Hi Lisa, please tell us about yourself.
I’m a facade engineer and I lead Eckersley O’Callaghan’s San Francisco office. I was originally based in London but, over the years, I’d spent quite a bit of time working on EOC projects in the Bay Area, so moving here seemed like a sensible thing to do. To be honest, the idea of getting away from the English rain made the move very attractive too. I’m also in charge of EOC’s R&D work, which is something I believe really distinguishes our approach to design from other practices – and it’s the area of my work that I love the most.
When did you decide to become an engineer?
I didn’t, and I still don’t really see myself as an engineer. At least not in the traditional sense. I studied facade engineering after my architectural degree because I was fascinated by the way a building skin defines the building, both in its appearance and its performance. The amount of detail that goes into the design of the facade, compared with other parts of the building, and the potential for variety from a material perspective, is what drew me to this field.
What do you think the next big innovations in glass will be?
This is an interesting question. Glass is one of the oldest building materials, and the main reason it’s still being used is its transparency. Recently, though, we have seen a variety of new applications for glass, whether that’s in a form that’s very thin and flexible, or in a more solid form like a glass brick.

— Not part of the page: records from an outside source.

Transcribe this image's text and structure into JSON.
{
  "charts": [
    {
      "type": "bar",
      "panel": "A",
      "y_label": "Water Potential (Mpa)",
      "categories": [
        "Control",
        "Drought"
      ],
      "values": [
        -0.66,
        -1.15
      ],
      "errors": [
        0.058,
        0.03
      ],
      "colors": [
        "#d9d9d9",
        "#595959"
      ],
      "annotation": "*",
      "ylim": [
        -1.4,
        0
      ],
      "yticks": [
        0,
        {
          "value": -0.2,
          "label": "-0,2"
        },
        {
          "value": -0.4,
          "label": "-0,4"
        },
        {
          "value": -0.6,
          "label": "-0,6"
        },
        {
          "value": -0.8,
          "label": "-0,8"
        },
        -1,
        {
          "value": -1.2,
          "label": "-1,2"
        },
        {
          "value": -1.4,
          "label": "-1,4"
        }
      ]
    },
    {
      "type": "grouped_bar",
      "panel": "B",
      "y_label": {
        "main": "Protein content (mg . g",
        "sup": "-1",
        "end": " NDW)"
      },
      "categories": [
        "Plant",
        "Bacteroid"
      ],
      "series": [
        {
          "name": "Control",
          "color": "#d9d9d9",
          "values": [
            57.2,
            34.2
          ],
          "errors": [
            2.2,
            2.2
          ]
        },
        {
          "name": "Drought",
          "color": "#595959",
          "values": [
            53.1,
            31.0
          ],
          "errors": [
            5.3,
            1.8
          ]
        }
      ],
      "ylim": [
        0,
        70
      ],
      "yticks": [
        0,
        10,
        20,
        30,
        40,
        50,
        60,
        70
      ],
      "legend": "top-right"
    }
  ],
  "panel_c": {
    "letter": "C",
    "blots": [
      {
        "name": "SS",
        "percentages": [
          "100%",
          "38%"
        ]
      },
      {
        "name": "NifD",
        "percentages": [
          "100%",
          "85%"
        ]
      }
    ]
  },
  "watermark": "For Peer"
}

From an environmental perspective, there’s been a lot of advancement in higher performing glass. Various dynamic glass technologies have been commercialised over the last few years and we’ve been lucky enough to be involved in testing some of them. For example, we have worked with Merck on an application of their liquid crystal technology.
I think, ultimately, we’ll be using less glass, but in better ways. That means not only using better performing, better quality glass, but also using it more consciously to be able to use it to its full potential.
Do you have any exciting research projects that you can tell us about?
We’re always working on something exciting!
Right now, we’re developing a sort of ‘Lego’ approach to facades, where a designer can assemble a facade through a mix and match assortment of pre-engineered components. These components might include the facade grid, its geometry, its orientation, a palette of different materials or things like shading attachments. This will mean facades of a higher quality, that perform better, for a more manageable cost. I see a lot of potential in borrowing fabrication techniques from other industries like the automotive industry, where processes are so much more optimised, because they don’t build prototypes like we do, but instead build in series. If we can translate some of the ideas of series pre-fabrication and pre-design into buildings this will allow us to solve the typical conditions in a facade and spend more time on the interesting tricky bits.
Tied into this is the idea of circularity. Understanding which of the materials and components we use embody the most energy, and knowing where we can tweak a design to allow for disassembly of components and reuse of materials, will become increasingly important in the light of climate change. Added to that, we can look at optimising fabrication and shipping to reduce carbon emissions. Resilience through renewable energy is also part of this discussion.
One final example – I told you this was the area of my job that I love! – my work continues to explore the transparency of glass. This is partly academic research I am undertaking at TU Delft and partly related to EOC projects. Developing fully transparent connections, whether they are heat bonded or use transparent bonding materials is part of that research. But we are also curious to better understand what the driving factors for transparency in glass are. One of these factors, colour, has seen us studying spectral data obtained for various glass substrates and comparing this to the colour visible to the human eye. This information will help us use coatings to balance colour neutrality and improve the perception of transparency of the glass envelopes that we design.
If you could, what advice would you give to yourself back when you were first starting out?
Be curious and keep asking questions. I think curiosity and the thirst for knowledge, together with a motivation to improve both technical skills and as a person, are the basics to becoming a good designer and, maybe more importantly, to remain one. Enjoy what you are doing, and be rigorous, that’s part of it. I’ve always felt that in challenging situations, an open mindset towards learning something new, even if it might be uncomfortable at times, helps solve problems, whatever they might be.